Par son mariage, Moyroud entre dans le monde de la grande bourgeoisie grenobloise. Cela constitue un atout pour sa future carrière politique en Isère au Conseil général. Thouvard et l’un de ses fils, Alcide, futur juge au Tribunal de commerce, possèdent des contrats de construction avec le PLM, vers Avignon et Cavaillon, mais ont aussi des intérêts dans une affaire de chanvre constituée en 1868 1747 .

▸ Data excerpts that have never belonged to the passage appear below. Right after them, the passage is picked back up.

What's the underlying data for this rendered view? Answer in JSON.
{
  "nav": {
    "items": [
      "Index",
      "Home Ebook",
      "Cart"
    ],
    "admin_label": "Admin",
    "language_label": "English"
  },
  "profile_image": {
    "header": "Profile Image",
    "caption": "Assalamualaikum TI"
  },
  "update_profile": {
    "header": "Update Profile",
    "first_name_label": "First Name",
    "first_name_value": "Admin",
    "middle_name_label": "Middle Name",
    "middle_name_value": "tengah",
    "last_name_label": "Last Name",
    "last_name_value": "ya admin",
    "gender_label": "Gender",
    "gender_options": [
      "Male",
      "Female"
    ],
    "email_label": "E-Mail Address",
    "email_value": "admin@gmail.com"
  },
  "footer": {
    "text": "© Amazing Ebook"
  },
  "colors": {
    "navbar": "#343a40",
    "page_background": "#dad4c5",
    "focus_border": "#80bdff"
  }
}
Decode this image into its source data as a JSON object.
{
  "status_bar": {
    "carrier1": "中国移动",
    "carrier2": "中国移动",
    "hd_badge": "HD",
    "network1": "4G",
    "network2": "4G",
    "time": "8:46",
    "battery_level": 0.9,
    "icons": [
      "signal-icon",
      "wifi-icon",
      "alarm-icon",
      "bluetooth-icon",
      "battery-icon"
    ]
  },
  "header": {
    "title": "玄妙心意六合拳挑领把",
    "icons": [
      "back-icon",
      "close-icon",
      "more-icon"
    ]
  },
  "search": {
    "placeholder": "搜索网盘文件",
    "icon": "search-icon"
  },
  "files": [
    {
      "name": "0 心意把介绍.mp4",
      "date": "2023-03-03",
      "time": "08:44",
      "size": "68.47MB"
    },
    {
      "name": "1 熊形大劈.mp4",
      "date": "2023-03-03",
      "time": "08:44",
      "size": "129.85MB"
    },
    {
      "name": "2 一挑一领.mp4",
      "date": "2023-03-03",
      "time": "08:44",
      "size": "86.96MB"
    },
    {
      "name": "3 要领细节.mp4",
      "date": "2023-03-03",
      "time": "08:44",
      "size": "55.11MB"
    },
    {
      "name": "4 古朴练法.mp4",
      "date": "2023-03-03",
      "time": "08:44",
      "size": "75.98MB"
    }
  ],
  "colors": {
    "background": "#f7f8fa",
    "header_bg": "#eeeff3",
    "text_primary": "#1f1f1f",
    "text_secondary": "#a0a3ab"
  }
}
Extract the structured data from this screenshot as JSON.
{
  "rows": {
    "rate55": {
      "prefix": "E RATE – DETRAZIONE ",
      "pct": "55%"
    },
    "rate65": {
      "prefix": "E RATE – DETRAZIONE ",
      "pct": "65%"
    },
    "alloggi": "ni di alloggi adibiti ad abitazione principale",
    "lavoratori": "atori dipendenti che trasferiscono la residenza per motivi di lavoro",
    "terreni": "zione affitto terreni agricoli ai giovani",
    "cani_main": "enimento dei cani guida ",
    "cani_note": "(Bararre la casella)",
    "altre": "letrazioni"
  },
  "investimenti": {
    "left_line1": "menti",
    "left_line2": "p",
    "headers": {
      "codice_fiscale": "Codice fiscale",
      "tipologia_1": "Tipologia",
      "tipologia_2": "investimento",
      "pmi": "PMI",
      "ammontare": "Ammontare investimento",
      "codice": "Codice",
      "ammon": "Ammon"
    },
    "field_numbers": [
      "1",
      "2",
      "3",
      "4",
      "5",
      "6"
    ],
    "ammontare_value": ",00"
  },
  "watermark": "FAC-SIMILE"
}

On constate que les apports sont souvent faibles : ils illustrent à la fois des origines sociales modestes, mais aussi des carrières naissantes, où l’accumulation du capital n’a pas encore eu le temps de se faire.

Notes
1735.

ADI, 3E29301, Contrat de mariage devant Me Bally, à Voiron , le 22 octobre 1867.

1736.

ANDRÉ (L.), 1996 et 2005a.

1737.

ADI, 9U1786, Justice de paix de Rives , Nomination d’un subrogé tuteur par le juge de paix le 13 février 1885 pour les quatre enfants mineurs de François Gonnet , récemment décédé.

1738.

Voir MAXWELL (E.), 1980

1739.

Comme Etienne Gridaine qui donne sa fille à son bras droit, Laurent Cunin.

1740.

ADI, 15M94, Notice individuelle du 18 août 1865 et lettre ms de Joseph Martin adressée au préfet de l’Isère le 17 octobre 1877. Joseph Martin conserve son fauteuil de maire jusqu’à sa démission en mai 1869.

1741.

ADI, 3E20884, Contrat de mariage devant Me Gonnon, à Moirans , le 2 septembre 1857 et MARTIN (S.), 1854.

1742.

Emp. = employé.

1743.

Imm. = immeubles non estimés.

1744.

ADR, 3E12844, Contrat de mariage devant Me Vachon, en octobre 1866 et ADI, 3E28142, Contrat de mariage devant Me Reynaud, à Corbelin , le 18 octobre 1872.

1745.

Lorsque le père de Gabriel Paccalin , cordonnier de son état, décède le 23 janvier 1873, à La Bâtie-Montgascon , il ne laisse qu’une maigre succession à Gabriel et à son frère cadet, Joseph-Laurent, commis-négociant (probablement dans la fabrique de son frère), à peine 110 francs. En février 1875, Paccalin emprunte 2.500 francs à un cordier des Abrets .

1746.

ADI, 3E18290, Contrat de mariage devant Me Vicat, à Châtonnay , le 15 août 1875 et état civil de Châtonnay, mariage le 21 août 1875.

1747.

ADI, 11U417, Acte de société devant Me Desautels, à Grenoble, le 27 avril 1868 et acte de société sous seing privé du 16 juin suivant, 3E11498, Partage chez le même notaire du 17 avril 1876 de la succession de François-Alexis Thouvard, estimée à 225.000 francs : sa fille, mariée à Moyroud, reçoit à cette occasion environ 14.000 francs.